An elevator operates on a very slow hydraulic jack. Oil is pumped into a cylinder that contains the piston. The piston lifts the elevator as the internal cylinder pressure (P2) rises in comparison to the outside pressure (P1=101,325 Pa or about 14.7 psi). If the piston can lift 22 kN (about 5000 lb) a vertical distance of 6 m (about 20 ft) in 30 seconds then:
a. Calculate the output power of the piston while it is lifting its maximum load
b. If the efficiency of the piston is 0.9, what is the input power required?
c. What must be the maximum internal pressure (P2) if the total volume of oil required is 0.150 m^3?
To answer these questions, we will use the following formulas:
a. Power (P) = Work (W) / Time (t)
b. Efficiency (η) = Output Power / Input Power
c. Boyle's Law: P1V1 = P2V2
Let's start with part (a):
a. Calculate the output power of the piston while it is lifting its maximum load:
We are given the lifting force (F) = 22 kN and the vertical distance (d) = 6 m. The work done by the piston can be calculated as:
Work (W) = Force * Distance
W = 22 kN * 6 m
Now, we need to convert the units to SI (International System of Units):
1 kN = 1000 N
W = (22 kN * 1000 N/kN) * 6 m
W = 132,000 N * 6 m
W = 792,000 J (Joules)
Next, we need to calculate the power. We are given the time (t) = 30 seconds:
Power (P) = Work / Time
P = 792,000 J / 30 s
P = 26,400 W (Watts)
Therefore, the output power of the piston while lifting its maximum load is 26,400 Watts.
Moving on to part (b):
b.

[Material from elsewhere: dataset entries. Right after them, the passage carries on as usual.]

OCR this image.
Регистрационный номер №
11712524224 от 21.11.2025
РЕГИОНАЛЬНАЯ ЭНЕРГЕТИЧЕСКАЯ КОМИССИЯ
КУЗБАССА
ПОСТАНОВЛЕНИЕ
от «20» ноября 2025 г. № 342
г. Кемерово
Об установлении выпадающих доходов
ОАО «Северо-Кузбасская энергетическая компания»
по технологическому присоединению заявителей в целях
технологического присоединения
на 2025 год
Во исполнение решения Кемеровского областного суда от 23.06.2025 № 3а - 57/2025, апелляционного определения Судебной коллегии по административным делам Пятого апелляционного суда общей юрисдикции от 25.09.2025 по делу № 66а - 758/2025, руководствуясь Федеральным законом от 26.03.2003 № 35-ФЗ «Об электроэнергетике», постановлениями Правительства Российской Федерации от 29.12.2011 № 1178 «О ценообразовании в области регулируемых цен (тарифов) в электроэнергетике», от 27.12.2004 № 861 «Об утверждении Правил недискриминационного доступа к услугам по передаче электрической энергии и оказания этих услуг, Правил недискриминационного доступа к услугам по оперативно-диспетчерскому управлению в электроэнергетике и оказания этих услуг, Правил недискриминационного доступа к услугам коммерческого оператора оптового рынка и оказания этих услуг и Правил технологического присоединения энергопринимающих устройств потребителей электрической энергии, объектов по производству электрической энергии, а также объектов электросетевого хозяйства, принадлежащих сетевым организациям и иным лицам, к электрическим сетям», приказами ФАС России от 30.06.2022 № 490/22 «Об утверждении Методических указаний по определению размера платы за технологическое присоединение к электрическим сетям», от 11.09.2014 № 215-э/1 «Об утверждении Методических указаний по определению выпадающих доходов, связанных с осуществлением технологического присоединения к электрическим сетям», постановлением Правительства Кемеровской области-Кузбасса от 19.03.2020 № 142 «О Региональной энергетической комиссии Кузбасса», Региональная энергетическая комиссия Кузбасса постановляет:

If the efficiency of the piston is 0.9, what is the input power required?
Efficiency (η) = Output Power / Input Power
We are given the efficiency (η) = 0.9 and the output power (P) = 26,400 W. We need to rearrange the formula to solve for the input power:
Input Power = Output Power / Efficiency
Input Power = 26,400 W / 0.9
Input Power = 29,333.33 W (Watts)
Therefore, the input power required is 29,333.33 Watts.
Finally, let's move on to part (c):
c. What must be the maximum internal pressure (P2) if the total volume of oil required is 0.150 m^3?
We are given the total volume of oil (V2) = 0.150 m^3 and the outside pressure (P1) = 101,325 Pa.
To solve for the maximum internal pressure (P2), we can use Boyle's Law:
P1 * V1 = P2 * V2
We need to rearrange the formula to solve for P2:
P2 = (P1 * V1) / V2
We don't have the values for V1, but we can calculate it using the lifting force (F) and the area (A).
Area (A) = Force / Pressure
A = 22 kN / P1 (in SI units)
Now, we can express V1 as V1 = A * d:
V1 = A * d
Substituting the values, we get:
V1 = (22 kN / P1) * 6 m
Now we substitute the values back into Boyle's Law equation:
P2 = (P1 * V1) / V2
P2 = (P1 * (22 kN / P1) * 6 m) / 0.150 m^3
P2 = (22 kN * 6 m) / 0.150 m^3
P2 = 176,000 N / 0.150 m^3
P2 = 1,173,333.33 Pa (approximately)
Therefore, the maximum internal pressure (P2) must be approximately 1,173,333.33 Pa.